The term “circuit” or “module” may refer to one or more passive and/or active components that are arranged to cooperate with one another to provide a desired function. Different circuits or modules may share or even consist of common components. for example, A controller circuit may be a circuit to perform a first function and at the same time, the same controller circuit may also be a circuit to perform another function, related or not related to the first function.
The term “signal” may refer to at least one current signal, voltage signal, magnetic signal, or data/clock signal. The meaning of “a,” “an,” and “the” include plural references. The meaning of “in” includes “in” and “on.”

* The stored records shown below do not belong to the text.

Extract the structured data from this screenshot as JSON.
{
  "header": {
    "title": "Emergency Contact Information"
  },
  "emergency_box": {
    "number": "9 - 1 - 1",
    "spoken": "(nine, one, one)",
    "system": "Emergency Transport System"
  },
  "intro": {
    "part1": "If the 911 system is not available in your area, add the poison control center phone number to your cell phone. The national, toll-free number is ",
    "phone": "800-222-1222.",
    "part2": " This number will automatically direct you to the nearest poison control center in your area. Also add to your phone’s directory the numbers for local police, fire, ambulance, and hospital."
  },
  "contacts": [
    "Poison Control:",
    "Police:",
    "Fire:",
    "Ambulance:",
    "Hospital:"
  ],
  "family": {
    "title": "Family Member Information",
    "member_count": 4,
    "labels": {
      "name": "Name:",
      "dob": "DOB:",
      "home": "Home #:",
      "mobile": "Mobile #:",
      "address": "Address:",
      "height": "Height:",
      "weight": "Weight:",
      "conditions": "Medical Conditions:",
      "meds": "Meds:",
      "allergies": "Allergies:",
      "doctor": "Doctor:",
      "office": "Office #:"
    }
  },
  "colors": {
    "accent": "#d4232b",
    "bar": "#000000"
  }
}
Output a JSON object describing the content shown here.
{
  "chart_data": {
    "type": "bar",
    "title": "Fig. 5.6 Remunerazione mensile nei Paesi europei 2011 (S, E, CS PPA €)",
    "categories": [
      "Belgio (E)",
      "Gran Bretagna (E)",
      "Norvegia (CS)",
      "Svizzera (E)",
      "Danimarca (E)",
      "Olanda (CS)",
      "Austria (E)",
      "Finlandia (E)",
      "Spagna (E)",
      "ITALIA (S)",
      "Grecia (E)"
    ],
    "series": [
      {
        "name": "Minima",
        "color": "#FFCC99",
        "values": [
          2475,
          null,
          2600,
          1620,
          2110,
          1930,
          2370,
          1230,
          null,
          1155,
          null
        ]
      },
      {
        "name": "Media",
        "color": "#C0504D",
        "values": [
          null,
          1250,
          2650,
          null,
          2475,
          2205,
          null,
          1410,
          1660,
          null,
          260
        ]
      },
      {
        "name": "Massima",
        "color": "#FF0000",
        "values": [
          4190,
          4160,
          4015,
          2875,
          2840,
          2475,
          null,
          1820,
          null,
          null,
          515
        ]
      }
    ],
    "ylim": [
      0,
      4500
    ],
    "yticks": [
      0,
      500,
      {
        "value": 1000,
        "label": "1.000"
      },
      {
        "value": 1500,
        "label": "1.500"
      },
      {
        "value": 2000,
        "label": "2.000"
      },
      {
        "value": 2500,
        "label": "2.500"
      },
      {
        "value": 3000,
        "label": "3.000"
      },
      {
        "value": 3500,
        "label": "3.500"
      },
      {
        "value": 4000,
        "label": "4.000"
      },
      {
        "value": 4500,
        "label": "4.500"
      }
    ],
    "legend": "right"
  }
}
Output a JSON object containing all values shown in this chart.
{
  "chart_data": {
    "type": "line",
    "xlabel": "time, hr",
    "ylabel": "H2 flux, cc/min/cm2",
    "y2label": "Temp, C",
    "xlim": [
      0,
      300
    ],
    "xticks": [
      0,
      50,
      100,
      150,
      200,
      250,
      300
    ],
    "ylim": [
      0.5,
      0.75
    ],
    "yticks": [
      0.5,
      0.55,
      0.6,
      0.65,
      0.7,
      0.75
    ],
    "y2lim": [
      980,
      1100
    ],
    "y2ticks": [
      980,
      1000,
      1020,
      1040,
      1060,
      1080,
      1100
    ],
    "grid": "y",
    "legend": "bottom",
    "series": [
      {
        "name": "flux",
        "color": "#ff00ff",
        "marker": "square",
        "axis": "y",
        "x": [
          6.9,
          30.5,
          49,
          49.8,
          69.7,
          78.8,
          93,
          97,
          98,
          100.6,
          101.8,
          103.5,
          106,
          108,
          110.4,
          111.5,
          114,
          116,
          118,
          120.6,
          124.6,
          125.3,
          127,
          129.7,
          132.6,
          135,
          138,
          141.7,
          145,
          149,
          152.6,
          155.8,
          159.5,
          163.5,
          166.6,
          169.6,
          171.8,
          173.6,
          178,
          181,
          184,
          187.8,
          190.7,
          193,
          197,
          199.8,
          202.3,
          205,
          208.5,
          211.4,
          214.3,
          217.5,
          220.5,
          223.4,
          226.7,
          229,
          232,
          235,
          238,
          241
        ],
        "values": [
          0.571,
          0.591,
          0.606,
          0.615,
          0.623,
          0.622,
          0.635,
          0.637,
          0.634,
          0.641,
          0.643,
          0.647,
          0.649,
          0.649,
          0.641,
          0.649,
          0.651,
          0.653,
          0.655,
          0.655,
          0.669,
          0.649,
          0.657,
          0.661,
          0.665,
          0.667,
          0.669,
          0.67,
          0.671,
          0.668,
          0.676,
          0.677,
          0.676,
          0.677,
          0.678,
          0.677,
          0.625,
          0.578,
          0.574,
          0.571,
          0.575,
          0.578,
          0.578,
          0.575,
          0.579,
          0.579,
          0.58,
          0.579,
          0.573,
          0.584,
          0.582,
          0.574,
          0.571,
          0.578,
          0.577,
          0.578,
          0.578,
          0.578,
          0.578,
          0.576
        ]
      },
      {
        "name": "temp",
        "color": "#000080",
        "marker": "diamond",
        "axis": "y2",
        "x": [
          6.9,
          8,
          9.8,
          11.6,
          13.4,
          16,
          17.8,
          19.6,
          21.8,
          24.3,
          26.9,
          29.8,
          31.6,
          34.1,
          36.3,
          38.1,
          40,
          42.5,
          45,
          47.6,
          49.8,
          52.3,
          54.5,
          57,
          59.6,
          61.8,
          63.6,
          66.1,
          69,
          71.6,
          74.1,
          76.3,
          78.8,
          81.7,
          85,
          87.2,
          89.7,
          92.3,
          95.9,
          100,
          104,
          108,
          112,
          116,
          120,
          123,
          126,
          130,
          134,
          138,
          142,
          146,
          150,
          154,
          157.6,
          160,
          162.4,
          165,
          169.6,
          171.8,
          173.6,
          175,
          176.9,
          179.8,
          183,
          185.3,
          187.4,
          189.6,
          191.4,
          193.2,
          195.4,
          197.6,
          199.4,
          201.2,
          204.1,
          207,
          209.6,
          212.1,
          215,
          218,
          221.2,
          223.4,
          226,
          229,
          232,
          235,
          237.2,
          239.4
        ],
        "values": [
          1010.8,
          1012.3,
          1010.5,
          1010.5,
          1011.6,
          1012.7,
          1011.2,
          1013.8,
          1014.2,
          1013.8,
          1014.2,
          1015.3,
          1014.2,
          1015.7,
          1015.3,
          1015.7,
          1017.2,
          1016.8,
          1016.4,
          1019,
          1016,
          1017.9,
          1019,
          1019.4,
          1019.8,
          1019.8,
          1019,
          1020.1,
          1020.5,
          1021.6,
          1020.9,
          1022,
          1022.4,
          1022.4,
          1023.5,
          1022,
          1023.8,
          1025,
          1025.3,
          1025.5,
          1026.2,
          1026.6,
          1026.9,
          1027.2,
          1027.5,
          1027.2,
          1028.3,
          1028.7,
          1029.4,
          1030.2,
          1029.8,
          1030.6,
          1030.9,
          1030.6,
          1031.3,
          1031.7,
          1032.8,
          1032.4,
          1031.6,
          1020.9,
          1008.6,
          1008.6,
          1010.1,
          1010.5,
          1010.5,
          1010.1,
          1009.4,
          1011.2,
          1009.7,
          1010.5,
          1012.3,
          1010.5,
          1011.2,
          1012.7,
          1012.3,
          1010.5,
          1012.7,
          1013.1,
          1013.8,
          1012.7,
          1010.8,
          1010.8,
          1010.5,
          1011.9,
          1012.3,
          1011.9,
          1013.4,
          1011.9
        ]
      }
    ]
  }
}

Unless otherwise specified the use of the ordinal adjectives “first,” “second,” and “third,” etc., to describe a common object, merely indicate that different instances of like objects are being referred to and are not intended to imply that the objects so described must be in a given sequence, either temporally, spatially, in ranking or in any other manner
For the purposes of the present disclosure, phrases “A and/or B” and “A or B” mean (A), (B), or (A and B). For the purposes of the present disclosure, the phrase “A, B, and/or C” means (A), (B), (C), (A and B), (A and C), (B and C), or (A, B and C).
It is pointed out that those elements of the figures having the same reference numbers (or names) as the elements of any other figure can operate or function in any manner similar to that described but are not limited to such.

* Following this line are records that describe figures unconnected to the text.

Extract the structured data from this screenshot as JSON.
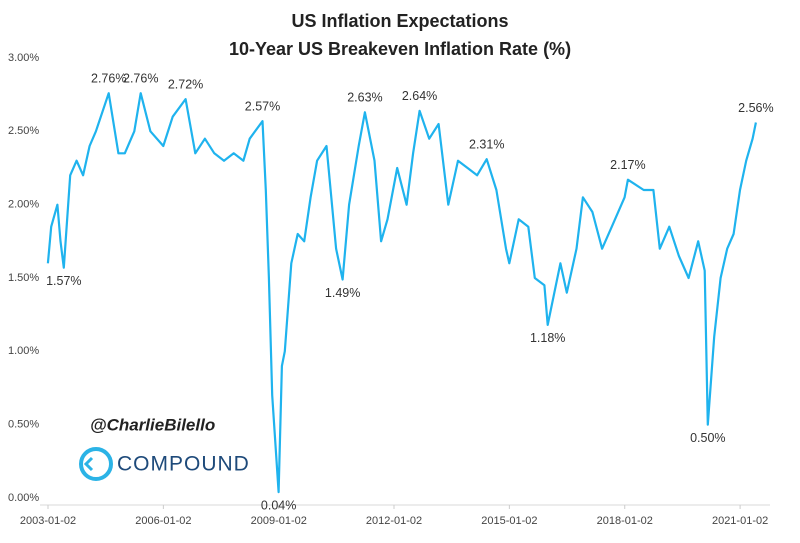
{
  "chart_data": {
    "type": "line",
    "title": "US Inflation Expectations",
    "subtitle": "10-Year US Breakeven Inflation Rate (%)",
    "x": [
      "2003-01-01",
      "2003-02-01",
      "2003-04-01",
      "2003-05-01",
      "2003-06-01",
      "2003-08-01",
      "2003-10-01",
      "2003-12-01",
      "2004-02-01",
      "2004-04-01",
      "2004-08-01",
      "2004-11-01",
      "2005-01-01",
      "2005-04-01",
      "2005-06-01",
      "2005-09-01",
      "2006-01-01",
      "2006-04-01",
      "2006-08-01",
      "2006-11-01",
      "2007-02-01",
      "2007-05-01",
      "2007-08-01",
      "2007-11-01",
      "2008-02-01",
      "2008-04-01",
      "2008-08-01",
      "2008-09-01",
      "2008-10-01",
      "2008-11-01",
      "2009-01-01",
      "2009-02-01",
      "2009-03-01",
      "2009-05-01",
      "2009-07-01",
      "2009-09-01",
      "2009-11-01",
      "2010-01-01",
      "2010-04-01",
      "2010-07-01",
      "2010-09-01",
      "2010-11-01",
      "2011-02-01",
      "2011-04-01",
      "2011-07-01",
      "2011-09-01",
      "2011-11-01",
      "2012-02-01",
      "2012-05-01",
      "2012-07-01",
      "2012-09-01",
      "2012-12-01",
      "2013-03-01",
      "2013-06-01",
      "2013-09-01",
      "2013-12-01",
      "2014-03-01",
      "2014-06-01",
      "2014-09-01",
      "2014-12-01",
      "2015-01-01",
      "2015-04-01",
      "2015-07-01",
      "2015-09-01",
      "2015-12-01",
      "2016-01-01",
      "2016-05-01",
      "2016-07-01",
      "2016-10-01",
      "2016-12-01",
      "2017-03-01",
      "2017-06-01",
      "2017-09-01",
      "2018-01-01",
      "2018-02-01",
      "2018-07-01",
      "2018-10-01",
      "2018-12-01",
      "2019-03-01",
      "2019-06-01",
      "2019-09-01",
      "2019-12-01",
      "2020-02-01",
      "2020-03-01",
      "2020-05-01",
      "2020-07-01",
      "2020-09-01",
      "2020-11-01",
      "2021-01-01",
      "2021-03-01",
      "2021-05-01",
      "2021-06-01"
    ],
    "series": [
      {
        "name": "10-Year US Breakeven Inflation Rate",
        "color": "#1fb3ee",
        "values": [
          1.6,
          1.85,
          2.0,
          1.75,
          1.57,
          2.2,
          2.3,
          2.2,
          2.4,
          2.5,
          2.76,
          2.35,
          2.35,
          2.5,
          2.76,
          2.5,
          2.4,
          2.6,
          2.72,
          2.35,
          2.45,
          2.35,
          2.3,
          2.35,
          2.3,
          2.45,
          2.57,
          2.1,
          1.5,
          0.7,
          0.04,
          0.9,
          1.0,
          1.6,
          1.8,
          1.75,
          2.05,
          2.3,
          2.4,
          1.7,
          1.49,
          2.0,
          2.4,
          2.63,
          2.3,
          1.75,
          1.9,
          2.25,
          2.0,
          2.35,
          2.64,
          2.45,
          2.55,
          2.0,
          2.3,
          2.25,
          2.2,
          2.31,
          2.1,
          1.7,
          1.6,
          1.9,
          1.85,
          1.5,
          1.45,
          1.18,
          1.6,
          1.4,
          1.7,
          2.05,
          1.95,
          1.7,
          1.85,
          2.05,
          2.17,
          2.1,
          2.1,
          1.7,
          1.85,
          1.65,
          1.5,
          1.75,
          1.55,
          0.5,
          1.1,
          1.5,
          1.7,
          1.8,
          2.1,
          2.3,
          2.45,
          2.56
        ]
      }
    ],
    "annotations": [
      {
        "x": "2003-06-01",
        "y": 1.57,
        "label": "1.57%"
      },
      {
        "x": "2004-08-01",
        "y": 2.76,
        "label": "2.76%"
      },
      {
        "x": "2005-06-01",
        "y": 2.76,
        "label": "2.76%"
      },
      {
        "x": "2006-08-01",
        "y": 2.72,
        "label": "2.72%"
      },
      {
        "x": "2008-08-01",
        "y": 2.57,
        "label": "2.57%"
      },
      {
        "x": "2009-01-01",
        "y": 0.04,
        "label": "0.04%"
      },
      {
        "x": "2010-09-01",
        "y": 1.49,
        "label": "1.49%"
      },
      {
        "x": "2011-04-01",
        "y": 2.63,
        "label": "2.63%"
      },
      {
        "x": "2012-09-01",
        "y": 2.64,
        "label": "2.64%"
      },
      {
        "x": "2014-06-01",
        "y": 2.31,
        "label": "2.31%"
      },
      {
        "x": "2016-01-01",
        "y": 1.18,
        "label": "1.18%"
      },
      {
        "x": "2018-02-01",
        "y": 2.17,
        "label": "2.17%"
      },
      {
        "x": "2020-03-01",
        "y": 0.5,
        "label": "0.50%"
      },
      {
        "x": "2021-06-01",
        "y": 2.56,
        "label": "2.56%"
      }
    ],
    "xlim": [
      "2003-01-02",
      "2021-07-10"
    ],
    "xticks": [
      "2003-01-02",
      "2006-01-02",
      "2009-01-02",
      "2012-01-02",
      "2015-01-02",
      "2018-01-02",
      "2021-01-02"
    ],
    "ylim": [
      0,
      3
    ],
    "yticks": [
      {
        "value": 0,
        "label": "0.00%"
      },
      {
        "value": 0.5,
        "label": "0.50%"
      },
      {
        "value": 1,
        "label": "1.00%"
      },
      {
        "value": 1.5,
        "label": "1.50%"
      },
      {
        "value": 2,
        "label": "2.00%"
      },
      {
        "value": 2.5,
        "label": "2.50%"
      },
      {
        "value": 3,
        "label": "3.00%"
      }
    ],
    "grid": false,
    "handle": "@CharlieBilello",
    "brand": "COMPOUND"
  }
}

Furthermore, the particular features, structures, functions, or characteristics may be combined in any suitable manner in one or more embodiments. For example, a first embodiment may be combined with a second embodiment anywhere the particular features, structures, functions, or characteristics associated with the two embodiments are not mutually exclusive.
In addition, well-known power/ground connections to integrated circuit (IC) chips and other components may or may not be shown within the presented figures, for simplicity of illustration and discussion, and so as not to obscure the disclosure. Further, arrangements may be shown in block diagram form in order to avoid obscuring the disclosure, and also in view of the fact that specifics with respect to implementation of such block diagram arrangements are dependent upon the platform within which the present disclosure is to be implemented.